Last year, the convergence of timing and Oscar-magnet films was particularly notable. “The festival is only as good as the films being made, and last year there was a swell of films that came up at the right moment that were perfect for Telluride,” Pence says.
Launched in the early 1970s, Telluride draws many of the most committed and influential film watchers on the circuit, including cineastes who program fests and arthouses in other cities, plus a smattering of key press and a slew of stimulating cultural figures and celebrities, who may be part of the program or merely out for a social and cinematic binge.
Passes regularly sell out at prices ranging from $325 to $3,500. Despite the SRO crowd, the festival is striving to develop and renew its audience, with an emphasis on drawing younger and first-time attendees. For the first time this year, daily content from this year’s event will be posted as it unfolds on a new feature called “SHOWroom” on the fest’s Web site, TellurideFilmFestival.org.

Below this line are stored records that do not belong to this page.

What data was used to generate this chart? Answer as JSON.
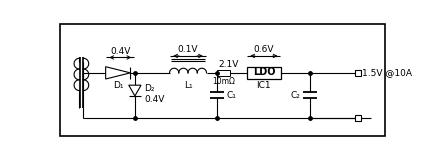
{
  "bg_color": "#ffffff",
  "border_color": "#000000",
  "line_color": "#000000",
  "line_width": 0.8,
  "labels": {
    "voltage_d1": "0.4V",
    "voltage_l1": "0.1V",
    "voltage_ldo": "0.6V",
    "voltage_node": "2.1V",
    "voltage_d2": "0.4V",
    "resistor": "10mΩ",
    "inductor": "L₁",
    "diode1": "D₁",
    "diode2": "D₂",
    "cap1": "C₁",
    "cap2": "C₂",
    "ic1": "IC1",
    "ldo": "LDO",
    "output": "1.5V @10A"
  },
  "yr": 88,
  "yb": 30,
  "xstart": 38,
  "xend": 395
}
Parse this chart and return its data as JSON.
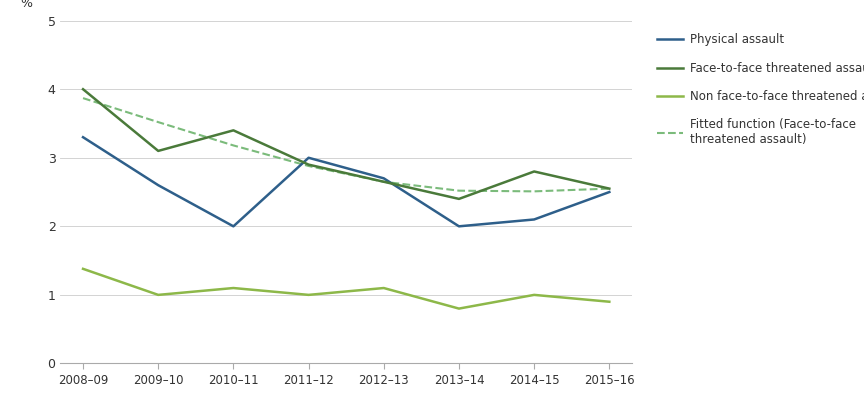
{
  "x_labels": [
    "2008–09",
    "2009–10",
    "2010–11",
    "2011–12",
    "2012–13",
    "2013–14",
    "2014–15",
    "2015–16"
  ],
  "x_positions": [
    0,
    1,
    2,
    3,
    4,
    5,
    6,
    7
  ],
  "physical_assault": [
    3.3,
    2.6,
    2.0,
    3.0,
    2.7,
    2.0,
    2.1,
    2.5
  ],
  "face_to_face": [
    4.0,
    3.1,
    3.4,
    2.9,
    2.65,
    2.4,
    2.8,
    2.55
  ],
  "non_face_to_face": [
    1.38,
    1.0,
    1.1,
    1.0,
    1.1,
    0.8,
    1.0,
    0.9
  ],
  "fitted": [
    3.87,
    3.52,
    3.18,
    2.88,
    2.65,
    2.52,
    2.51,
    2.55
  ],
  "physical_assault_color": "#2E5F8A",
  "face_to_face_color": "#4A7A3A",
  "non_face_to_face_color": "#8DB849",
  "fitted_color": "#7BBB7B",
  "ylim": [
    0,
    5
  ],
  "yticks": [
    0,
    1,
    2,
    3,
    4,
    5
  ],
  "ylabel": "%",
  "legend_labels": [
    "Physical assault",
    "Face-to-face threatened assault",
    "Non face-to-face threatened assault",
    "Fitted function (Face-to-face\nthreatened assault)"
  ],
  "background_color": "#ffffff"
}
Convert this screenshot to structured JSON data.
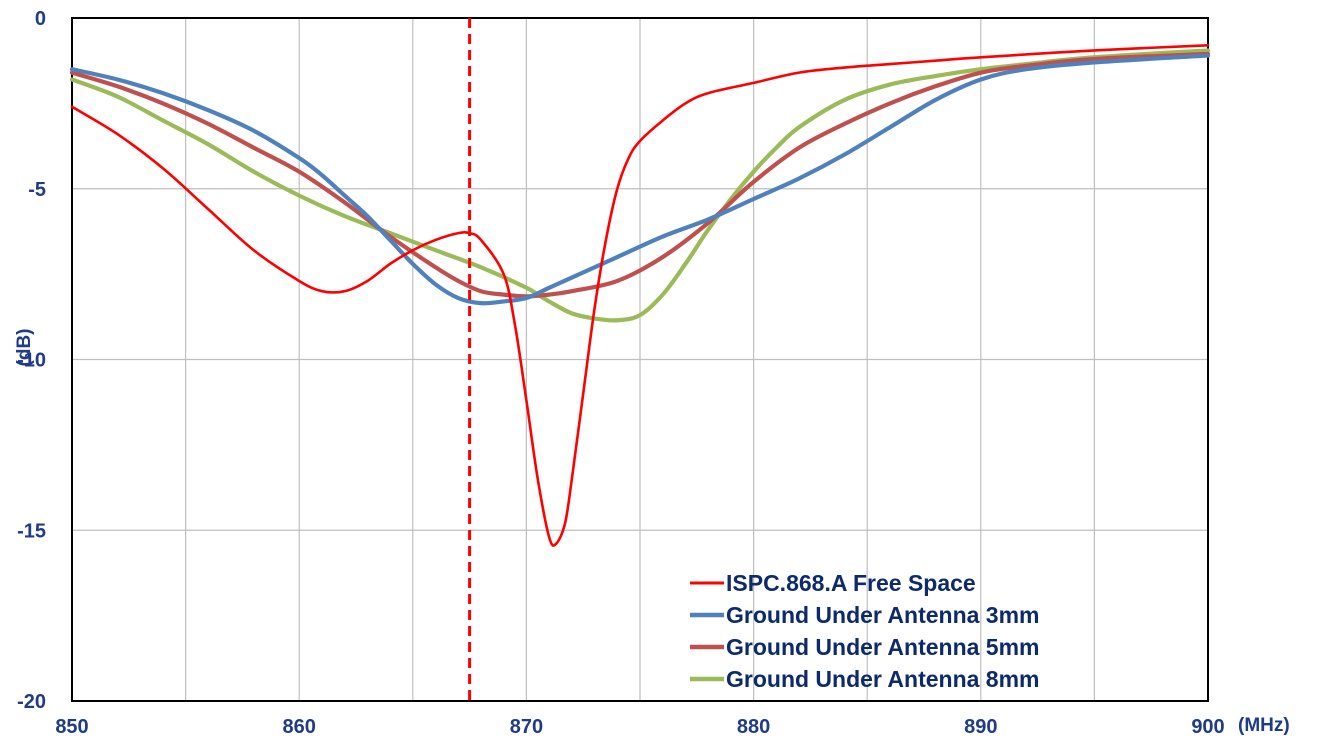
{
  "chart_data": {
    "type": "line",
    "title": "",
    "xlabel": "(MHz)",
    "ylabel": "(dB)",
    "xlim": [
      850,
      900
    ],
    "ylim": [
      -20,
      0
    ],
    "x_ticks": [
      850,
      860,
      870,
      880,
      890,
      900
    ],
    "y_ticks": [
      0,
      -5,
      -10,
      -15,
      -20
    ],
    "x_tick_labels": [
      "850",
      "860",
      "870",
      "880",
      "890",
      "900"
    ],
    "y_tick_labels": [
      "0",
      "-5",
      "-10",
      "-15",
      "-20"
    ],
    "grid": true,
    "legend_position": "bottom-right",
    "marker_line": {
      "x": 867.5,
      "color": "#ff0000",
      "style": "dashed"
    },
    "series": [
      {
        "name": "ISPC.868.A Free Space",
        "color": "#ff0000",
        "x": [
          850,
          852,
          854,
          856,
          858,
          860,
          861,
          862,
          863,
          864,
          865,
          866,
          867,
          867.5,
          868,
          869,
          869.5,
          870,
          870.5,
          871,
          871.3,
          871.7,
          872,
          872.5,
          873,
          873.5,
          874,
          874.5,
          875,
          876,
          877,
          878,
          880,
          882,
          884,
          886,
          888,
          890,
          895,
          900
        ],
        "values": [
          -2.6,
          -3.4,
          -4.4,
          -5.6,
          -6.8,
          -7.7,
          -8.0,
          -8.0,
          -7.7,
          -7.2,
          -6.8,
          -6.5,
          -6.3,
          -6.3,
          -6.5,
          -7.5,
          -9.0,
          -11.2,
          -13.5,
          -15.2,
          -15.4,
          -14.8,
          -13.5,
          -11.0,
          -8.5,
          -6.5,
          -5.0,
          -4.1,
          -3.6,
          -3.0,
          -2.5,
          -2.2,
          -1.9,
          -1.6,
          -1.45,
          -1.35,
          -1.25,
          -1.15,
          -0.95,
          -0.8
        ]
      },
      {
        "name": "Ground Under Antenna 3mm",
        "color": "#4f81bd",
        "x": [
          850,
          852,
          854,
          856,
          858,
          860,
          861,
          862,
          863,
          864,
          865,
          866,
          867,
          868,
          869,
          870,
          871,
          872,
          874,
          876,
          878,
          880,
          882,
          884,
          886,
          888,
          890,
          892,
          895,
          900
        ],
        "values": [
          -1.5,
          -1.8,
          -2.2,
          -2.7,
          -3.3,
          -4.1,
          -4.6,
          -5.2,
          -5.8,
          -6.5,
          -7.2,
          -7.8,
          -8.2,
          -8.35,
          -8.3,
          -8.2,
          -7.9,
          -7.6,
          -7.0,
          -6.4,
          -5.9,
          -5.3,
          -4.7,
          -4.0,
          -3.2,
          -2.4,
          -1.8,
          -1.5,
          -1.3,
          -1.1
        ]
      },
      {
        "name": "Ground Under Antenna 5mm",
        "color": "#c0504d",
        "x": [
          850,
          852,
          854,
          856,
          858,
          860,
          862,
          864,
          866,
          867,
          868,
          869,
          870,
          871,
          872,
          874,
          876,
          878,
          880,
          882,
          884,
          886,
          888,
          890,
          892,
          895,
          900
        ],
        "values": [
          -1.6,
          -2.0,
          -2.5,
          -3.1,
          -3.8,
          -4.5,
          -5.4,
          -6.4,
          -7.3,
          -7.7,
          -8.0,
          -8.1,
          -8.15,
          -8.1,
          -8.0,
          -7.7,
          -7.0,
          -6.0,
          -4.8,
          -3.8,
          -3.1,
          -2.5,
          -2.0,
          -1.6,
          -1.4,
          -1.2,
          -1.05
        ]
      },
      {
        "name": "Ground Under Antenna 8mm",
        "color": "#9bbb59",
        "x": [
          850,
          852,
          854,
          856,
          858,
          860,
          862,
          864,
          866,
          868,
          870,
          871,
          872,
          873,
          874,
          875,
          876,
          877,
          878,
          879,
          880,
          881,
          882,
          884,
          886,
          888,
          890,
          892,
          895,
          900
        ],
        "values": [
          -1.8,
          -2.3,
          -3.0,
          -3.7,
          -4.5,
          -5.2,
          -5.8,
          -6.3,
          -6.8,
          -7.3,
          -7.9,
          -8.3,
          -8.65,
          -8.8,
          -8.85,
          -8.7,
          -8.1,
          -7.2,
          -6.2,
          -5.3,
          -4.5,
          -3.8,
          -3.2,
          -2.4,
          -1.95,
          -1.7,
          -1.5,
          -1.35,
          -1.15,
          -0.95
        ]
      }
    ]
  }
}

“We’re looking for a way to bring a new young audience to Telluride, and we want to use a medium they understand, which is the Internet,” Pence says. “We don’t want to be perceived as aging or in a time capsule. We’re reaching out.”
Meanwhile, the festival is unveiling a new venue of sorts, a tiny black-box theater formerly known as the Mini, now to be re-christened the Pierre, for Pierre Rissient, a filmmaker and longtime adviser to the festival. Situated alongside the new 650-seat Palms Theater, the venue will strive for a French atmosphere enhanced by a silhouette of its namesake, whom Pence calls “the world’s No. 1 cineaste,” plus snacks like croissants and coq au vin.
This year’s guest-directed sidebar will also have a French theme, thanks to its host, former Jean-Luc Godard collaborator Jean-Pierre Gorin (see box). And Silver Medallion honors will go to renowned film historian and critic David Thomson.